Keterkaitan dengan Penelitian Terdahulu

Berdasarkan referensi dari kegiatan penelitian sebelumnya, penulis mencoba untuk menganalisis pendapatan dan faktor-faktor produksi peternakan ayam ras petelur di Yuki Farm. Adapun persamaan mendasar yang penulis lakukan dengan penelitian sebelumnya yang dilakukan oleh Sulaiman (2007), Firwiyanto (2008), dan Lestari (2009) yaitu sama-sama menganalisis pendapatan pada peternakan ayam. Namun, terdapat perbedaan komoditas yang diteliti. Untuk Sulaiman


(28)

(2007), Firwiyanto (2008), dan Lestari (2009) menganalisis pendapatan untuk ayam broiler sedangkan penulis menganalisis pendapatan telur ayam ras. Walaupun demikian, alat analisis yang digunakan sama yaitu R/C-rasio.

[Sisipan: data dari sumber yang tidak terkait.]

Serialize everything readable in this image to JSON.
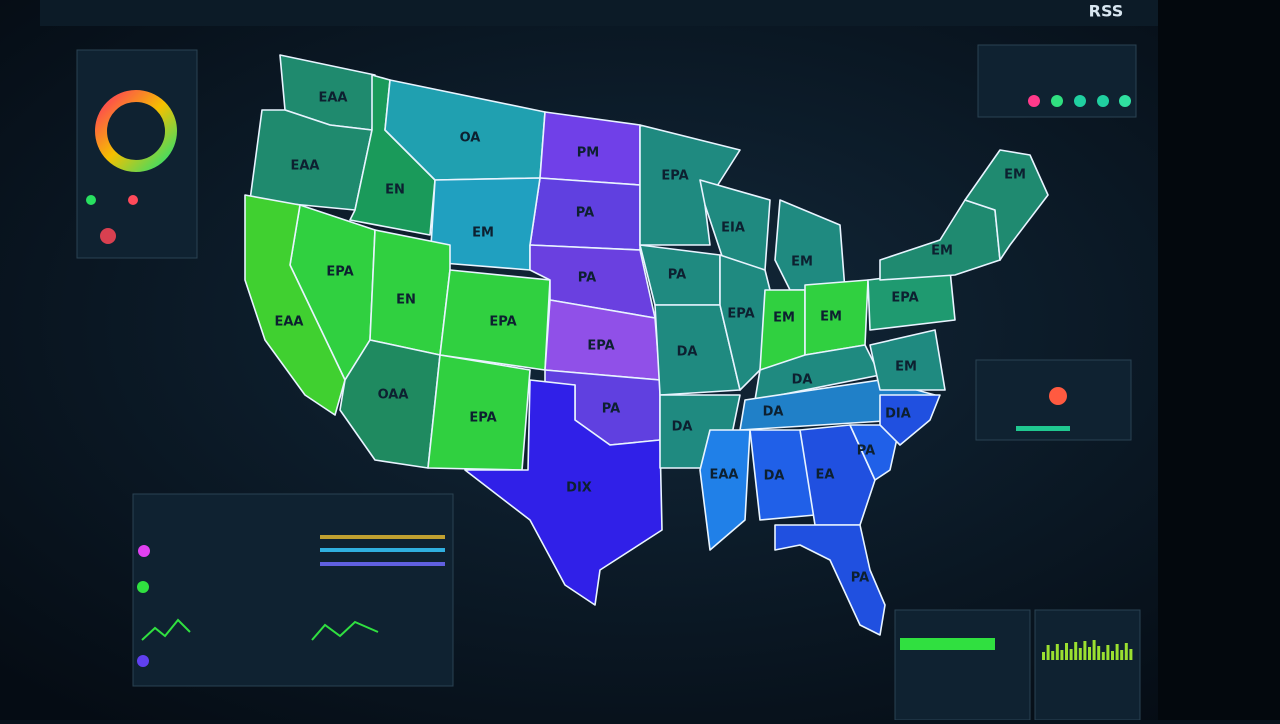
{
  "header": {
    "badge": "RSS"
  },
  "map": {
    "states": [
      {
        "label": "EAA"
      },
      {
        "label": "EAA"
      },
      {
        "label": "EN"
      },
      {
        "label": "OA"
      },
      {
        "label": "PM"
      },
      {
        "label": "PA"
      },
      {
        "label": "EM"
      },
      {
        "label": "EPA"
      },
      {
        "label": "EN"
      },
      {
        "label": "EPA"
      },
      {
        "label": "EAA"
      },
      {
        "label": "PA"
      },
      {
        "label": "EPA"
      },
      {
        "label": "OAA"
      },
      {
        "label": "EPA"
      },
      {
        "label": "PA"
      },
      {
        "label": "DIX"
      },
      {
        "label": "EPA"
      },
      {
        "label": "PA"
      },
      {
        "label": "DA"
      },
      {
        "label": "DA"
      },
      {
        "label": "EIA"
      },
      {
        "label": "EPA"
      },
      {
        "label": "EM"
      },
      {
        "label": "EM"
      },
      {
        "label": "EM"
      },
      {
        "label": "DA"
      },
      {
        "label": "DA"
      },
      {
        "label": "EAA"
      },
      {
        "label": "DA"
      },
      {
        "label": "EA"
      },
      {
        "label": "PA"
      },
      {
        "label": "DIA"
      },
      {
        "label": "EM"
      },
      {
        "label": "EPA"
      },
      {
        "label": "EM"
      },
      {
        "label": "EM"
      },
      {
        "label": "PA"
      }
    ]
  }
}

Penelitian tentang faktor-faktor produksi yang dilakukan oleh Ardilawanti (2012) menggunakan analisis Cobb-Douglass dengan menggunakan SPSS, sedangkan Vidiayanti (2004) melakukan analisis Cobb-Douglass dengan mengggunakan Minitab. Walaupun komoditas yang diteliti berbeda dengan penulis, yaitu ayam broiler dan sapi namun alat analisis yang gunakan dalam penelitian tersebut sama dengan alat analisis yang penulis gunakan. Sedangkan untuk mengetahui faktor-faktor produksi pada peternakan ayam ras, penulis merujuk pada penelitian Ritonga (2008), Murni (2006), Ermayanti (2006), Ginting (2003), Siregar (2008), Fadilah (2004), dan Latifah (2011).

KERANGKA PEMIKIRAN

Kerangka Pemikiran Teoritis Konsep Usahatani

Menurut Soekartawi et al (2011) usahatani merupakan ilmu yang mempelajari bagaimana seseorang mengalokasikan sumberdaya yang ada secara efektif dan efisien untuk tujuan memperoleh keuntungan yang tinggi pada waktu tertentu. Sedangkan menurut Rahim dan Hastuti (2008), usahatani merupakan ilmu yang mempelajari tentang cara petani mengelola input atau faktor-faktor produksi (tanah, tenaga kerja, modal, teknologi, pupuk, pestisida) dengan efektif, efisien dan kontinyu untuk menghasilkan produk yang tinggi sehingga pendapatan usahanya meningkat. Suratiyah (2006), mengatakan bahwa usahatani sebagai ilmu yang mempelajari cara-cara tani dalam menentukan, mengorganisasikan, dan mengkoordinasi penggunaan faktor-faktor produksi seefektif dan seefisien mungkin sehingga usaha tersebut memberikan pendapatan semaksimal mungkin. Soekartawi (1990), menambahkan bahwa tujuan dari usahatani antara lain dikategorikan menjadi dua yaitu maximum profit dan minimum profit. Konsep maximum profit adalah bagaimana mengalokasikan sumber daya dengan jumlah tertentu seefesien mungkin. Sedangkan konsep minimum profit adalah bagaimana menekan biaya produksi sekecil-kecilnya untuk mencapai tingkat produksi tertentu.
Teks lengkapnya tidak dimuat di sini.